I hold ten cards in my hand: four sixes; a two, three, and four of spades; two queens and a ten of hearts. The old man sits across from me, looking over his spectacles, endearingly smug as he ponders the queen of diamonds laying face up to the left of the draw stack. The T.V. emits a gregarious furry glow into the brown-baked caramel colored living room where we have planted ourselves for this perennial evening battle of gin; it continues its play of light on the half-inch thick bifocals perched on the old man's nose.
"Mmm. What do we have here?" he says.
"A queen of diamonds," I say, tucking my legs underneath me.
He fans the cards in his hands, and folds them back into a neat stack as if closing a crafty business deal. Turning to the T.V. he ignores me for a handful of seconds. Though he can't see the padded men in uniform launching themselves at each on the screen, he begins to comment widely on what is happening on the screen. His beloved Packers are winning, the announcer on the T.V. says while tittering and chattering like a cricket with his colleagues. And now I see the old man is smirking. I know what is coming.

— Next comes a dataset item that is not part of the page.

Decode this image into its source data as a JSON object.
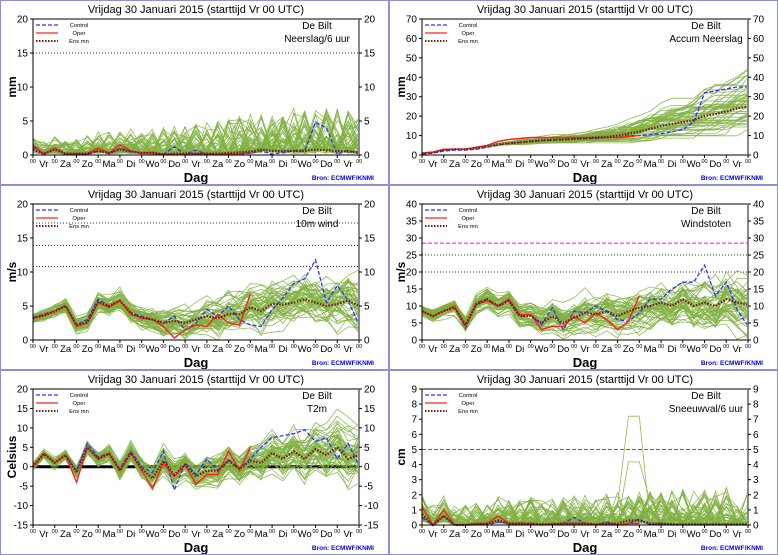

He picks up the cards and fans them again. The free hand reaches down and gently lifts the queen. My stomach tightens. The T.V. loses its glare for a second and cuts to a black imageless screen. The old man's eyes survey the fan and he takes a card from it and places it face down on the discard pile. The queen of diamonds is his. The cards come down like hammer strokes on an anvil: a nine, ten, jack, and queen of diamonds; three sevens; and three kings. The game is over, the official edict proclaimed.
"My boy," he says, "the worm has turned."